Eleven Mile State Park officials opened the reservoir to boating on April 30 after the last stubborn ice sheets exited the reservoir. The North Shore Boat Ramp will be open each day from one half hour before sunrise to one half hour after sunset through October. For the time being, the Witcher’s Cove Boat Ramp will remain closed. Night time boating is prohibited at Eleven Mile Reservoir.

“As has been the case the past five years, all trailered boats will be inspected for zebra and quagga mussels and other aquatic nuisance species before they are allowed to go out on the water,” said Kevin Tobey, park manager of Eleven Mile. “Due to the Discovery of Eurasian Water Milfoil (an aquatic plant) and New Zealand Mud Snails in the reservoir two years ago, boats must also be inspected before leaving the boat ramp area. Boats that are cleaned, drained and dry can receive a seal after the inspection is complete which will decrease the wait time the next time they enter a state-run reservoir.”

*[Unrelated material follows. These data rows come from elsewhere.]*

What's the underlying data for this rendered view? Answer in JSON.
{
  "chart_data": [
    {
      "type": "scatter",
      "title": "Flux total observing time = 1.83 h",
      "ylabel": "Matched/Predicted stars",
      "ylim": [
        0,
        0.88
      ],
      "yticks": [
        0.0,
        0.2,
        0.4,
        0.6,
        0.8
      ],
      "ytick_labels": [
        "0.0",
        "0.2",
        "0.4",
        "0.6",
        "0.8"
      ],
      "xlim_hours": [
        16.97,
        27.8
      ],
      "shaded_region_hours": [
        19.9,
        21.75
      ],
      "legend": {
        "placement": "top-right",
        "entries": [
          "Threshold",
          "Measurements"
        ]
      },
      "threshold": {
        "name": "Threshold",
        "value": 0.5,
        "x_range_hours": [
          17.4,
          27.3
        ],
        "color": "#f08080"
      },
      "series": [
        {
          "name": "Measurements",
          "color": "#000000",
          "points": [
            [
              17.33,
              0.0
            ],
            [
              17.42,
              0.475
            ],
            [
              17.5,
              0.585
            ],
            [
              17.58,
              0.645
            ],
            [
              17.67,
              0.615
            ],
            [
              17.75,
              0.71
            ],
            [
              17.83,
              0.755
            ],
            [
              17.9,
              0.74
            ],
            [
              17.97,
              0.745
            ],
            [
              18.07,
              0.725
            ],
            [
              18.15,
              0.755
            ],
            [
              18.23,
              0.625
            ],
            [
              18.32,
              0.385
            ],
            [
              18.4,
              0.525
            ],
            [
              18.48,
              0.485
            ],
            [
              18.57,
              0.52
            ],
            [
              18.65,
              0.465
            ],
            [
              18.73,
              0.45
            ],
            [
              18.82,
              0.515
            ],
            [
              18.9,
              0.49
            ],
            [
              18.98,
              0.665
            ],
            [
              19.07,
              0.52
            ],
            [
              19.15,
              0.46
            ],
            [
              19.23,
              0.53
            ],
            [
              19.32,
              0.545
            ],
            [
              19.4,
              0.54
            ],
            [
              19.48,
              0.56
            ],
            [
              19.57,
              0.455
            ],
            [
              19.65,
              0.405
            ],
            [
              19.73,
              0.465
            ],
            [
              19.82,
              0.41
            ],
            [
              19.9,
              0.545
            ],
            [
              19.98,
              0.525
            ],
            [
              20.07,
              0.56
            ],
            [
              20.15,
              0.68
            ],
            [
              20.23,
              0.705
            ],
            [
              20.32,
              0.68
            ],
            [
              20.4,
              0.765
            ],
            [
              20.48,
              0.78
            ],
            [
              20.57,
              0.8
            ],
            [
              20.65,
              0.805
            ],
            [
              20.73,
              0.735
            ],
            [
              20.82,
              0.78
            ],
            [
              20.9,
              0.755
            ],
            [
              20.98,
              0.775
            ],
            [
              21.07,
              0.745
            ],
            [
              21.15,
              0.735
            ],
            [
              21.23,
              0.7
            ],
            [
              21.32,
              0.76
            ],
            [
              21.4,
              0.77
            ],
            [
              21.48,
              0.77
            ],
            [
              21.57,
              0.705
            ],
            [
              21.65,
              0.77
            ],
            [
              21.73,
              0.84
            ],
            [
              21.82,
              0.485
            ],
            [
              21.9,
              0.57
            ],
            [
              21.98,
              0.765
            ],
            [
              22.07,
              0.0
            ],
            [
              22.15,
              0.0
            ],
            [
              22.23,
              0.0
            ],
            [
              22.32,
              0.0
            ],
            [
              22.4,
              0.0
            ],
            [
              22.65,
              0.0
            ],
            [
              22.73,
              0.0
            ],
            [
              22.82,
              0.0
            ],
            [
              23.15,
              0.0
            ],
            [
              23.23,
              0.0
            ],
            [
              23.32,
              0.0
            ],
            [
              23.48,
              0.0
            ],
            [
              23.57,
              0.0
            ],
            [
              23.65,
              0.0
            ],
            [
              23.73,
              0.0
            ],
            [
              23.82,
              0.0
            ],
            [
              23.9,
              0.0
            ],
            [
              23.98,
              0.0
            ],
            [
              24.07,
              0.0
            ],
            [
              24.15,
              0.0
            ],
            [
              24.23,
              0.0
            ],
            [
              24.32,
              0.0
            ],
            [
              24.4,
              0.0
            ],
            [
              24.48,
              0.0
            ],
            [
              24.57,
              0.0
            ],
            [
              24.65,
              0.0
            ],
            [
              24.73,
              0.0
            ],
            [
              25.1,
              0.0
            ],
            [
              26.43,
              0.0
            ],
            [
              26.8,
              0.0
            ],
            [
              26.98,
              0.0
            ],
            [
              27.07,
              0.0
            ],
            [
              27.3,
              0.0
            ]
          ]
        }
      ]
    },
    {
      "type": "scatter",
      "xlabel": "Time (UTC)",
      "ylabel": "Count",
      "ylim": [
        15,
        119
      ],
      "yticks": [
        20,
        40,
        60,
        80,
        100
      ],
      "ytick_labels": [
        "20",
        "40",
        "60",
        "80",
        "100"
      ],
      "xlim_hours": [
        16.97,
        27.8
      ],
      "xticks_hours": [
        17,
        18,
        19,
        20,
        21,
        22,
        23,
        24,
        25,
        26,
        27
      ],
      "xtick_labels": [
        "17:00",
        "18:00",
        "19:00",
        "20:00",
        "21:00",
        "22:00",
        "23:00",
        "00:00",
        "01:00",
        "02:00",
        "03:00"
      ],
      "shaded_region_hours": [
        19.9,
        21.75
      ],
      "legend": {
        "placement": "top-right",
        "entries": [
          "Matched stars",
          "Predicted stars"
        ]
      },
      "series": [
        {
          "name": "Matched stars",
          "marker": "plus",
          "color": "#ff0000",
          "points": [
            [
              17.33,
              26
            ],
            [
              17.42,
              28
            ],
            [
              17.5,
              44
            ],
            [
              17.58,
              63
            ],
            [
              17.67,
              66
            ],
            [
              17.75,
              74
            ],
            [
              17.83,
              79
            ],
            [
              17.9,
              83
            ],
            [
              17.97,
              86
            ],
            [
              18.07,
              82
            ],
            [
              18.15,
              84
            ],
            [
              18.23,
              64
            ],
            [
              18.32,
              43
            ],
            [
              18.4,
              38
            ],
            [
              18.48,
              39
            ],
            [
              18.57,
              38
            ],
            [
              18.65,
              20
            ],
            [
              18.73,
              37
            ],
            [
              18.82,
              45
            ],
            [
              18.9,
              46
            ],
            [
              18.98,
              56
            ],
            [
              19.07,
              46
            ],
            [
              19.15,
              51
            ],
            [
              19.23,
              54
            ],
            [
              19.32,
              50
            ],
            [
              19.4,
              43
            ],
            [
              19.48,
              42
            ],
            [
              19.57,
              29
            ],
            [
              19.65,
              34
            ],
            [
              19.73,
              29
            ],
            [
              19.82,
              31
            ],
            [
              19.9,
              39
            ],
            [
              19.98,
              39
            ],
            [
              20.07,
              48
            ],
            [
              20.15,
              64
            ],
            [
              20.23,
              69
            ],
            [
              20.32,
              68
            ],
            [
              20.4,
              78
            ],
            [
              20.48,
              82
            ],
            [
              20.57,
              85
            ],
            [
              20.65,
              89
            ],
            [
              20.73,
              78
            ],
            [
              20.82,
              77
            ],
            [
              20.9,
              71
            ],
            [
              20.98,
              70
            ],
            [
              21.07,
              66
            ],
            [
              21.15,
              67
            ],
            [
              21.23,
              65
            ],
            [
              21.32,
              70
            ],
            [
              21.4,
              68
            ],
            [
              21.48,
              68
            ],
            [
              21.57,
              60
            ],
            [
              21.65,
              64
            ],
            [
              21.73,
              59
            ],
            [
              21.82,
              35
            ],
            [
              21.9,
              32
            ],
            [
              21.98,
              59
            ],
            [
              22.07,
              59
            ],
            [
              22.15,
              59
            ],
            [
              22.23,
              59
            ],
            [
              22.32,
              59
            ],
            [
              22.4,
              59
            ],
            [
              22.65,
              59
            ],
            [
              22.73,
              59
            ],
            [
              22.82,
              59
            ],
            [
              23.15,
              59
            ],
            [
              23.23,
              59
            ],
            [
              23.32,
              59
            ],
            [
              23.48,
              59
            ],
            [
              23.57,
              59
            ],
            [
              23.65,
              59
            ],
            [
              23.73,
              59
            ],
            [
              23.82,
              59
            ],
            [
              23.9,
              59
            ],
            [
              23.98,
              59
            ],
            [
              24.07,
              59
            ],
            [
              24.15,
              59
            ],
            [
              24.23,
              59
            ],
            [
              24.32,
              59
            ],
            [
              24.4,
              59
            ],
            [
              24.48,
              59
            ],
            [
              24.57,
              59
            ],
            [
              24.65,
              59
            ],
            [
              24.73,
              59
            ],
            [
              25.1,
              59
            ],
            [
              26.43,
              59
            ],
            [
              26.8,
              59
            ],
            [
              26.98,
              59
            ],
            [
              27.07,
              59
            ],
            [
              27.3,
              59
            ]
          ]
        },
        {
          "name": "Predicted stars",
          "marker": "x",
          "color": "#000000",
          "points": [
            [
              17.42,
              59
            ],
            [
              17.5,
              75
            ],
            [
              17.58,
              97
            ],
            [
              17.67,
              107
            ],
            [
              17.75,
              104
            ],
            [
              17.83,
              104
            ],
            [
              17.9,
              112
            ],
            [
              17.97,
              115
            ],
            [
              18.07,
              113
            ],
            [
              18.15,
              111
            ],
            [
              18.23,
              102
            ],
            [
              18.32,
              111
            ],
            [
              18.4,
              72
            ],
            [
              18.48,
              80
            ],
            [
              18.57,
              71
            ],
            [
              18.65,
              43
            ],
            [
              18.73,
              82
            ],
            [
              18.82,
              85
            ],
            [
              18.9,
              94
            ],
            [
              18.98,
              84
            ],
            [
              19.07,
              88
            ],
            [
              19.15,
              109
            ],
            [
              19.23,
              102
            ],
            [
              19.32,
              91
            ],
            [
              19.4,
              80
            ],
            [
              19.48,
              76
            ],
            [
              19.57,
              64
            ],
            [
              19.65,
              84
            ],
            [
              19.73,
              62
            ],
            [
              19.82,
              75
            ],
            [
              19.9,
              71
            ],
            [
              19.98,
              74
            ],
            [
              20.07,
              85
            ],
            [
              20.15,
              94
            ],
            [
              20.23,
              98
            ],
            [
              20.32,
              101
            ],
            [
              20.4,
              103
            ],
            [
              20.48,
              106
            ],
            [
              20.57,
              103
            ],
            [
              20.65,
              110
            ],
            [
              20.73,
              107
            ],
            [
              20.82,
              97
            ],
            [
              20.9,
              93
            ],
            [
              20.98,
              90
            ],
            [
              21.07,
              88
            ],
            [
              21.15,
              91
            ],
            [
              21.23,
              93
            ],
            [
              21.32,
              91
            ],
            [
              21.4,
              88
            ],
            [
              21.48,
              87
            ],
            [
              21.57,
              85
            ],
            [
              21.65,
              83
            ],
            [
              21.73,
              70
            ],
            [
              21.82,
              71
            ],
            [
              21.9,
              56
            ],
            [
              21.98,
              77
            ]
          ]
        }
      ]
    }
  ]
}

With the discovery of zebra and quagga mussels in several western states including Colorado, Parks and Wildlife officials continue to ask boaters to help protect our public waters from all aquatic nuisance species (ANS). These organisms are non-native, invasive species that spread very quickly, causing harmful effects to the environment and man-made water delivery systems. All boaters, belly boaters, and fishermen wading into the water are advised to take a few simple, precautionary steps every time they go to a lake, river or stream. Before leaving a lake or other waterway, boaters should:

  • CLEAN the hull of your boat.
  • DRAIN the water from the boat, live well and the lower unit of the engine
  • DRY the boat, fishing gear, and equipment.
  • INSPECT all exposed surfaces.
  • REMOVE all plant and animal material.

Eleven Mile Reservoir is nearly full and is not expected to drop much over the course of the summer and should continue to provide great fishing opportunities.

“Recent surveys conducted by Colorado Parks and Wildlife show that there are a number of large, healthy pike in the reservoir,” added Tobey. “In order to maintain a good balance between trout (the main food source for pike) and pike, we would like folks to harvest any pike they catch.” Colorado Parks and Wildlife continues to stock a large number of 8-12” trout in order to limit the number of trout the pike can eat. A similar program was established at nearby Spinney Mountain Reservoir several years ago and has resulted in a healthy population of trout over 20” long. Tobey said Kokanee salmon are also being stocked, although in lower numbers than in recent years.

The park offers a variety of recreational opportunities including overnight camping at nearly 350 campsites, five miles of hiking and bicycling trails, interpretive programs and wildlife viewing opportunities to name a few.

Nearby Spinney Mountain Reservoir opened for the season on April 29, but is only allowing hand-carried boats at this time due to low water. Hand-carried boats with gas motors are not allowed there on Tuesdays and Wednesdays, but are permitted the remainder of the week.